Today, we’re looking at crypto wallet scams, which is a form of phishing that invites users to enter their passphrases and private keys into the fake app so that the perpetrator can spend all the crypto in their account.
It is a fairly popular scam despite the efforts of Apple and Google to keep their app marketplaces clear from scam.
Before we delve into details, let us first explain what a crypto wallet is.
What is a crypto wallet?
According to Wikipedia, a cryptocurrency wallet is a device, physical medium, program or a service which stores the public and/or private keys for cryptocurrency transactions. In addition to this basic function of storing the keys, a cryptocurrency wallet more often also offers the functionality of encrypting and/or signing information.
Hardware wallets are classified as “cold storage,” meaning your private keys are never exposed to the internet and are, instead, safely stored in your pocket or a safe.

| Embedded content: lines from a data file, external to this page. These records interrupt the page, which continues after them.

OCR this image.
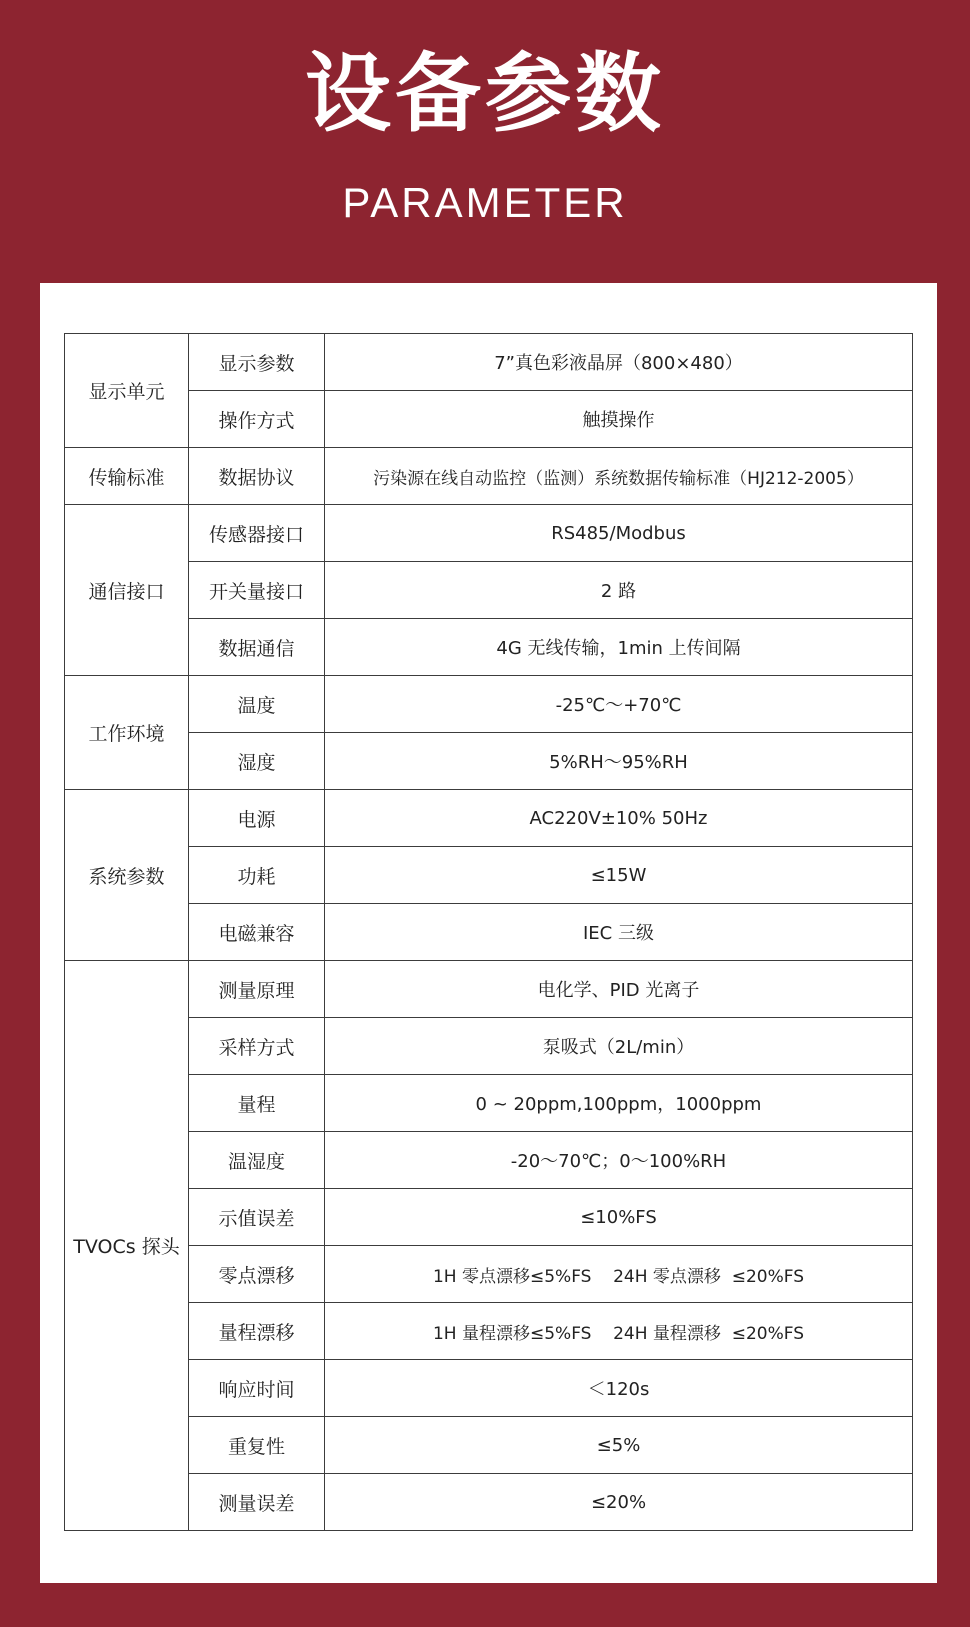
设备参数
PARAMETER
显示单元	显示参数	7”真色彩液晶屏（800×480）
	操作方式	触摸操作
传输标准	数据协议	污染源在线自动监控（监测）系统数据传输标准（HJ212-2005）
通信接口	传感器接口	RS485/Modbus
	开关量接口	2 路
	数据通信	4G 无线传输，1min 上传间隔
工作环境	温度	-25℃～+70℃
	湿度	5%RH～95%RH
系统参数	电源	AC220V±10% 50Hz
	功耗	≤15W
	电磁兼容	IEC 三级
TVOCs 探头	测量原理	电化学、PID 光离子
	采样方式	泵吸式（2L/min）
	量程	0 ~ 20ppm,100ppm，1000ppm
	温湿度	-20～70℃；0～100%RH
	示值误差	≤10%FS
	零点漂移	1H 零点漂移≤5%FS    24H 零点漂移  ≤20%FS
	量程漂移	1H 量程漂移≤5%FS    24H 量程漂移  ≤20%FS
	响应时间	＜120s
	重复性	≤5%
	测量误差	≤20%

Since the wallet is protected by a passphrase or some other form of authentication, someone who steals or finds your wallet would still not be able to access your keys.

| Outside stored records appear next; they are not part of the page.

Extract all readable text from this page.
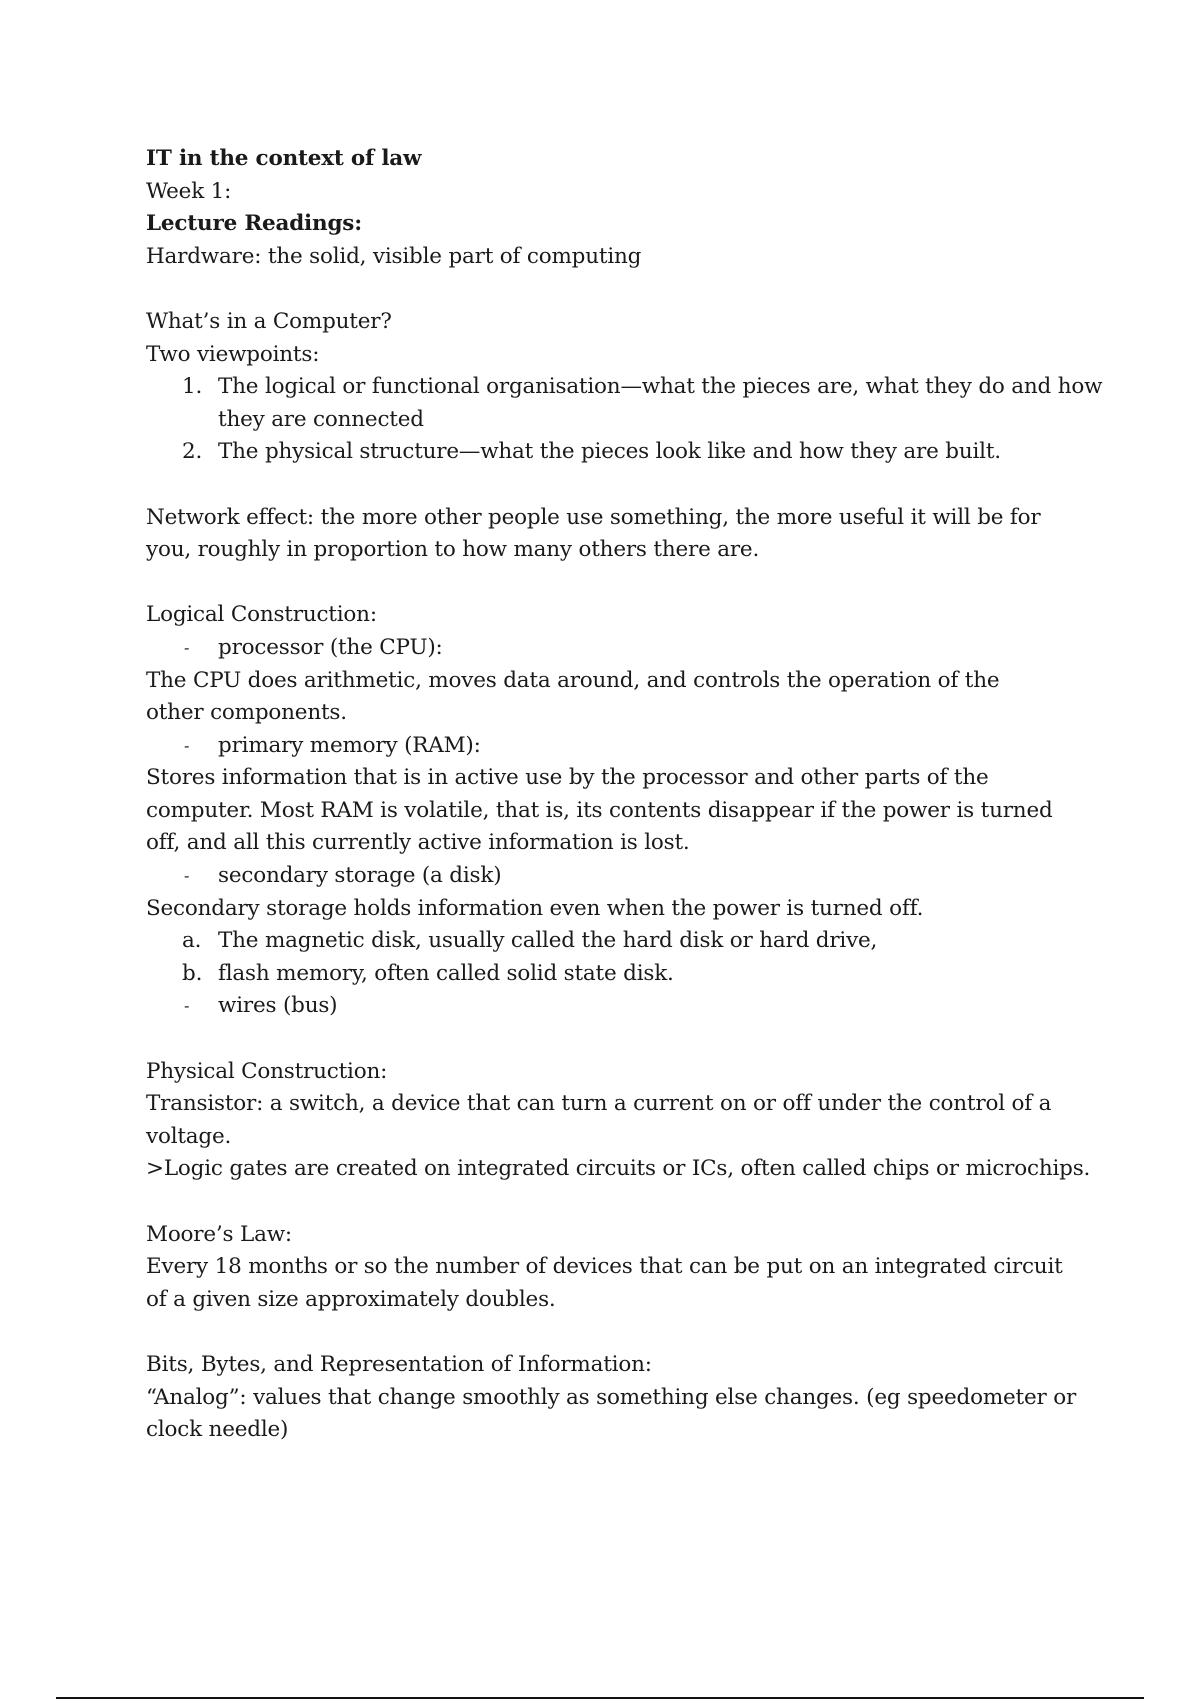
IT in the context of law
Week 1:
Lecture Readings:
Hardware: the solid, visible part of computing
What’s in a Computer?
Two viewpoints:
1. The logical or functional organisation—what the pieces are, what they do and how they are connected
2. The physical structure—what the pieces look like and how they are built.
Network effect: the more other people use something, the more useful it will be for you, roughly in proportion to how many others there are.
Logical Construction:
-	processor (the CPU):
The CPU does arithmetic, moves data around, and controls the operation of the other components.
-	primary memory (RAM):
Stores information that is in active use by the processor and other parts of the computer. Most RAM is volatile, that is, its contents disappear if the power is turned off, and all this currently active information is lost.
-	secondary storage (a disk)
Secondary storage holds information even when the power is turned off.
a. The magnetic disk, usually called the hard disk or hard drive,
b. flash memory, often called solid state disk.
-	wires (bus)
Physical Construction:
Transistor: a switch, a device that can turn a current on or off under the control of a voltage.
>Logic gates are created on integrated circuits or ICs, often called chips or microchips.
Moore’s Law:
Every 18 months or so the number of devices that can be put on an integrated circuit of a given size approximately doubles.
Bits, Bytes, and Representation of Information:
“Analog”: values that change smoothly as something else changes. (eg speedometer or clock needle)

On the other hand, a software wallet presumes storing cryptocurrency as software files on a computer or a web service. Creating a wallet means you have already created an address which represents your “ID”. You can then use this address to receive cryptocurrency.

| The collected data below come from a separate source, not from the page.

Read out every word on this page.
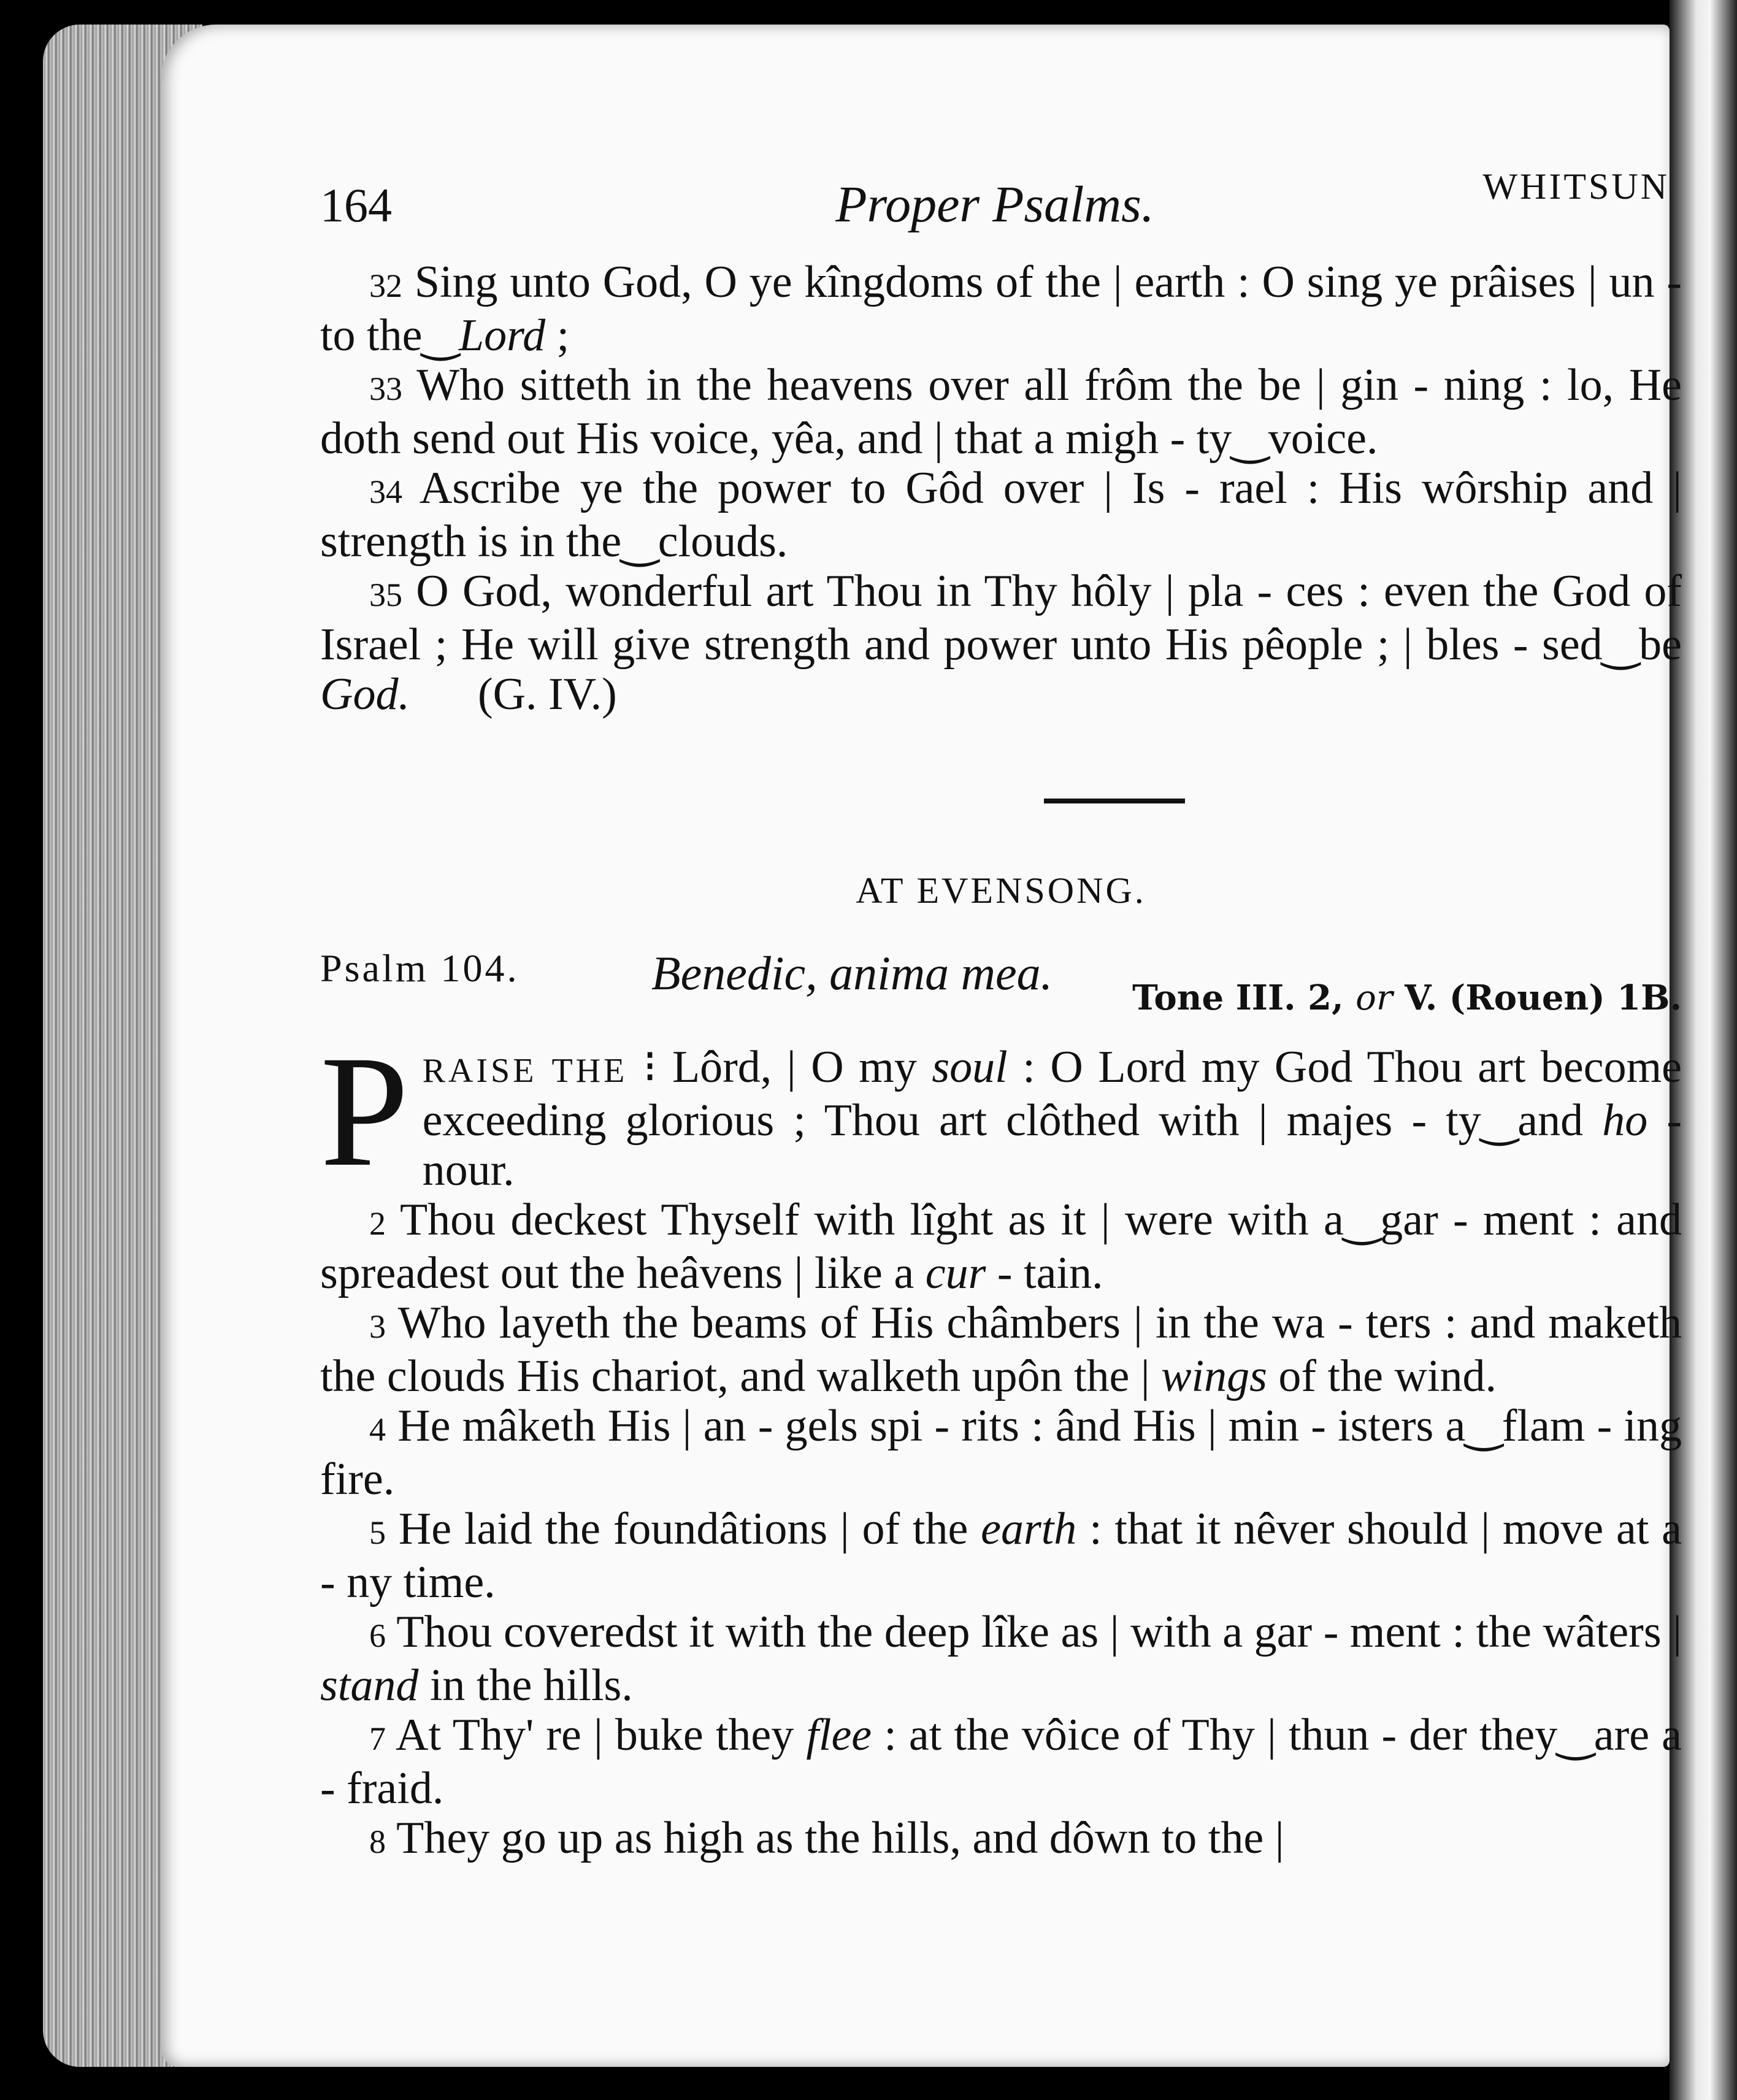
164	Proper Psalms.	WHITSUN

32 Sing unto God, O ye kîngdoms of the | earth : O sing ye prâises | un - to the‿Lord ;

33 Who sitteth in the heavens over all frôm the be | gin - ning : lo, He doth send out His voice, yêa, and | that a migh - ty‿voice.

34 Ascribe ye the power to Gôd over | Is - rael : His wôrship and | strength is in the‿clouds.

35 O God, wonderful art Thou in Thy hôly | pla - ces : even the God of Israel ; He will give strength and power unto His pêople ; | bles - sed‿be God. (G. IV.)

AT EVENSONG.
Psalm 104.	Benedic, anima mea.	Tone III. 2, or V. (Rouen) 1B.

PRAISE THE ⁝ Lôrd, | O my soul : O Lord my God Thou art become exceeding glorious ; Thou art clôthed with | majes - ty‿and ho - nour.

2 Thou deckest Thyself with lîght as it | were with a‿gar - ment : and spreadest out the heâvens | like a cur - tain.

3 Who layeth the beams of His châmbers | in the wa - ters : and maketh the clouds His chariot, and walketh upôn the | wings of the wind.

4 He mâketh His | an - gels spi - rits : ând His | min - isters a‿flam - ing fire.

5 He laid the foundâtions | of the earth : that it nêver should | move at a - ny time.

6 Thou coveredst it with the deep lîke as | with a gar - ment : the wâters | stand in the hills.

7 At Thy' re | buke they flee : at the vôice of Thy | thun - der they‿are a - fraid.

8 They go up as high as the hills, and dôwn to the |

What about fake crypto wallets?
Fake crypto wallets are apps that are typically created using the logo and website of a reputable crypto wallet maker. In that sense, someone who comes across the app would gain confidence in its legitimacy, though as we know – that is not the case.
Once the user has installed the app, the scam wallet will ask for his/her credentials, allowing the app maker to gain access to the user’s cryptocurrency holdings. From that point on, they can move money from one side of the globe to the other and there is little that could be done to prevent this as crypto moves fast across the Internet.
It is important to add that crypto scam apps are rather common and they could be found even on Apple’s AppStore and Google’s Play Store. Hackers are eager to get access to crypto wallets and will put an extra effort in order to trick Apple’s app curators and Google’s algorithms into letting them place their apps into popular app marketplaces.
How to identify fake crypto apps?
One rule I’m telling to my friends is to never search for a crypto wallet app in the AppStore or Play Store. Instead, if they want to use a software (or web-based) wallet, they should go to the website of the company behind that wallet and click on the appropriate link to download the mobile app for their phone or tablet.
This way, you get to download the official app instead of stumbling onto the fake one, which could use the same logo. This is especially taking place in Google’s Play Store, where everyone can submit an app without a single human looking into it. The same could happen in Apple’s AppStore, though the number of cases is much smaller.
Also worth adding is that as of writing this article, the maker of the hardware wallet Trezor doesn’t have its mobile app and, consequently, all apps that use their logo are in most cases fake apps, designed with purpose to steal your crypto assets. So if you see Trezor’s logo in an app listing, consider it a red flag.
If you do, however, find some really cool app in the app store, make sure to visit the developer’s website first and do your due diligence, trying to figure out whether it’s a product of a real company or “yet another fake app.” It’s your money, so be careful.